- Allan Jeayes, Garry Marsh and Isobel Elsom in a scene from the film
- Directed by: Henry Edwards
- Written by: Henry Edwards
- Story by: Hugh G. Esse
- Produced by: Henry Edwards E.G. Norman
- Starring: Isobel Elsom Garry Marsh Derrick De Marney
- Cinematography: Walter Blakeley
- Music by: John Greenwood
- Production company: Warner Brothers
- Distributed by: Warner Brothers
- Release date: October 1931;
- Running time: 66 minutes
- Country: United Kingdom
- Language: English

= Stranglehold (1931 film) =

1931 film

Stranglehold is a lost 1931 British drama film directed by Henry Edwards and starring Isobel Elsom, Garry Marsh and Derrick De Marney. It was written by Edwards from a story by Hugh G. Esse, and made by Warner Brothers at Teddington Studios as a quota quickie.

== Preservation status ==
The British Film Institute has classed Stranglehold as a lost film. Its National Archive holds a collection of ephemera and stills but no film or video materials.

==Plot==
King, discovering that his old school-friend Bruce has betrayed the only woman that he ever loved, takes revenge on Bruce and sabotages his life completely. Ultimately, King relialises that his revenge is valueless.

==Cast==
- Isobel Elsom as Beatrice
- Garry Marsh as Bruce
- Derrick De Marney as Phillip
- Allan Jeayes as King
- Dorothy Bartlam as Grace
- Minnie Rayner as Cook
- Henry Vibart as Farren
- Hugh E. Wright as Briggs
- K. Takase as Ling

== Reception ==
Film Weekly wrote: "There is a really good dramatic idea at the base of this story, but the narration, and in most cases the acting, does not put it over with any real success. Takase and Garry Marsh are the best of a fair cast. Henry Edwards, in directing the film, seems to have found difficulty with material heavier than that to which he is accustomed."

Kine Weekly wrote: "This British melodrama of revenge is occasionally reminiscent of Mr. Wu, but it lacks its fine dramatic punch and good stagecraft. Scope and easy movement, the essential characteristics of this type of entertainment, are lacking, and the picture's appeal is limited to those who do not take their entertainment too seriously. Allan Jeayes plays the Anglo-Chinaman fairly well, but his performance is very reminiscent of George Arliss in The Green Goddess, and suffers in comparison. Garry Marsh interprets Bruce with powerful aggressiveness, but Isobel Elsom fails to reach the necessary emotional heights of Beatrice, nor does she photograph well. ... This meiodrama carries us back to the early days of British production, and suffers from its old faults. There is very little action, the story is artificial and highly melodramatic.'"

The Daily Film Renter wrote: "Far fetched story produced at Teddington Studios and directed by Henry Edwards.
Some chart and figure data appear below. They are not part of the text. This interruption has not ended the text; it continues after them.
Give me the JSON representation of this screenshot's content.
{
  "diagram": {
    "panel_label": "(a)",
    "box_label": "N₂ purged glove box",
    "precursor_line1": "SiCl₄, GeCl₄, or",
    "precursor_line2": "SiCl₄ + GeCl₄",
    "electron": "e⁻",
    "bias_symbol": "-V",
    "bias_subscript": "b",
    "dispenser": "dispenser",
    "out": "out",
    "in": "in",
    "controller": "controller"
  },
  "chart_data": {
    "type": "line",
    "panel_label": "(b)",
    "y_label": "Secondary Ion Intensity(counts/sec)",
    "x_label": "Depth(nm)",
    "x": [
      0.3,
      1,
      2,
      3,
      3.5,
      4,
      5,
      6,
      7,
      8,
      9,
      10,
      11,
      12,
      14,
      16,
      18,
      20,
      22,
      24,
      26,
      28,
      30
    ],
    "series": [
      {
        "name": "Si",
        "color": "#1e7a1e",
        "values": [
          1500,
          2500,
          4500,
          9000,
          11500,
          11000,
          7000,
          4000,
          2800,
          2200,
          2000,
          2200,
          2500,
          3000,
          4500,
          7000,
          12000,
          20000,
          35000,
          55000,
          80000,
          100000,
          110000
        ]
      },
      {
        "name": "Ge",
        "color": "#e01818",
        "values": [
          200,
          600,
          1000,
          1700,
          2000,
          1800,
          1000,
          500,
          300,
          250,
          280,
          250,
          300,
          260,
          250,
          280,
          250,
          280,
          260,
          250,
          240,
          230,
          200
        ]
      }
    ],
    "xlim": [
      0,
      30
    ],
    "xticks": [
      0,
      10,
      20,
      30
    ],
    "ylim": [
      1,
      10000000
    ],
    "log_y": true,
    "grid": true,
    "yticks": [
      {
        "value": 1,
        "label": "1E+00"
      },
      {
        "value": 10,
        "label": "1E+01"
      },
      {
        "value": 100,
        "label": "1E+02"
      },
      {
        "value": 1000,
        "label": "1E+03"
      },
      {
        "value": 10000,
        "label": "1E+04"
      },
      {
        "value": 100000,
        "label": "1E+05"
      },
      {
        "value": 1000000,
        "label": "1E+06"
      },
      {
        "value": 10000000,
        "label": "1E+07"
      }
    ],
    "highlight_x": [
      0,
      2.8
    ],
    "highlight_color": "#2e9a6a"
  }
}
On the whole well cast, recorded and photographed, but falls short of feature rank by reason of flat and inconclusive climax."

Picturegoer wrote: "Highly artificial and melodramatic picture, somewhat on the lines of Mr. Wu, but lacking that play's strong dramatisation. ... The continuity runs jerkily and the production qualities generally are not remarkable."